The coming age of robotization will, of course, have different effects on different occupations. Retail jobs, for example, are the most common form of employment in today’s economy, but stand a 90% chance of being automated in the near future, according to the U.S. Bureau of Labor Statistics. Teaching and nursing, on the other hand, might emerge as the most common occupations. Automation will likely result in fewer floor managers and supervisors, with many lower-skill jobs will likely be displaced through automation.
“Will human capacities increase or decrease?” Palkovics asked his audience. “My own feeling is that technology and innovation will free capacities for value-added activities, which in turn will accelerate the development of new competencies. Social skills, creativity and higher education will likely matter more than traditional technical skills in the future economy.”
Key demographic challenges that Hungary will need to learn how to face in coming years, according to Palkovics, are increased levels of urbanization and an aging population. At present, roughly one in five Hungarians is aged 60 years or older, he noted. Hungary will also need to find ways to deal with emerging global concerns such as energy, food and water scarcity, the minister warned.
Palkovics explained that the MIT has developed a civil infrastructure focusing on four main areas: energy and climate policy; information and communication; transport and construction; and sustainability to meet the anticipated challenges. Efforts within each of these areas are broken down into separate elements of application, control, and infrastructure.
Domestic challenges: added value, increased efficiency
“The weight of nationally-owned companies in value-added industries is low,” Palkovics noted, “and we need targeted development packages, as well as to raise the competencies of SMEs.” Innovation is also high on the list of MIT priorities.
“In terms of innovation policy, we want to achieve 1.8% of spending on R&D by 2020 and to increase the share of pipeline funds,” Palkovics said. “Right now, however, we’re not so good in innovation, ranking just 22nd in the EU, according to the Cumulative Innovation Index. So we’ll need to improve in this aspect to get money from Brussels.”
Three things that the MIT can do to get things moving in the right direction, Palkovics stated, are to “strengthen cooperation between ecosystem actors, focus on specialization and efficient use of resources, and to get good R&D and innovation policies in place.”
Perhaps anticipating questions about the transfer of a portion of funds in the 2019 draft budget from the Hungarian Academy of Sciences to the new ministry, Palkovics declared the need to focus on sustainable activity and research, reiterating a claim made to the Hungarian media earlier this month that the MIT should have a say in determining areas of scientific research that are “important to the Hungarian public”.

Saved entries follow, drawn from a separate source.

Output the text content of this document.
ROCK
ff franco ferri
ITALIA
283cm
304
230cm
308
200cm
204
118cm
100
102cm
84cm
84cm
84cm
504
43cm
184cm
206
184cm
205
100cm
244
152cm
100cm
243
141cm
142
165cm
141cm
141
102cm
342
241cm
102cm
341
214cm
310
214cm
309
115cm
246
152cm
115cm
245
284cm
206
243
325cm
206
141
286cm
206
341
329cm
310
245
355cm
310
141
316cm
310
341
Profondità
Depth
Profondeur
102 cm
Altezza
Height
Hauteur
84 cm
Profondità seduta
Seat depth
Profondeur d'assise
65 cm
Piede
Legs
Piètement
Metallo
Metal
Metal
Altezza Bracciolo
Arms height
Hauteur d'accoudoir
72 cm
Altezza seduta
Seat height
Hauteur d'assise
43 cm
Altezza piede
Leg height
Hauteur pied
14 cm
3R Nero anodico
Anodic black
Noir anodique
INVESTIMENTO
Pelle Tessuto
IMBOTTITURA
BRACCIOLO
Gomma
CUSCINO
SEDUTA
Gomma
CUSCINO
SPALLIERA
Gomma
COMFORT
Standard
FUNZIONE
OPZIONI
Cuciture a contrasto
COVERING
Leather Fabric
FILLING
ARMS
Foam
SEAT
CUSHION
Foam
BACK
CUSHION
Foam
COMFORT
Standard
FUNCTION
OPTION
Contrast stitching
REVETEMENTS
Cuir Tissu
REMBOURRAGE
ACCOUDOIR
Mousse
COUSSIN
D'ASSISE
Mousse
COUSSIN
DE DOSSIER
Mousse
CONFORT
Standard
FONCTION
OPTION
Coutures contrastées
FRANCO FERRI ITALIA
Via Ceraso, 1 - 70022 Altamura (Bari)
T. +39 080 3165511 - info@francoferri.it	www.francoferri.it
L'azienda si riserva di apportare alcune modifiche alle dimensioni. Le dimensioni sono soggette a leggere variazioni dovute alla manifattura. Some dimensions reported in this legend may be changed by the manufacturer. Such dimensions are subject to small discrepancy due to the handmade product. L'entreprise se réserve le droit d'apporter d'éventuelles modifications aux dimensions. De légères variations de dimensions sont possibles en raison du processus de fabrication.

Draft budget details reveal that the MIT will coordinate and distribute nearly HUF 70 billion in R&D funding between higher education institutions (HUF 29.1 bln), Academy of Sciences research institutes (HUF 28.1 bln) and the National Scientific Research Program (HUF 12.7 bln).
Palkovics went on to highlight the development of science parks in six Hungarian cities (Debrecen, Győr, Miskolc, Pécs, Szeged, and Zalaegerszeg) as important centers of innovation for a future society built around broadband communications and “sharing economy” principles.
“Transportation is one of the most important sectors, and while there is a need for improved logistics centers, a sharing economy will become an integral part of Hungary’s public transport network,” Palkovics said. “A unified ticketing system for public transport is one such solution.”
Palkovics noted that Hungary currently ranks sixth in the EU in terms of broadband coverage, and improvement in this domain can help to raise the percentage of adult education in the country, which stands currently at just 3% of adults (compared to 27.6% in Finland).
“Our aim is to reach a figure [for adult education] of 25% by 2030,” Palkovics said, elaborating that the number of people with secondary vocational qualification in Hungary is 15% lower than the OECD average, even as our number of advanced graduate students is 12% higher.”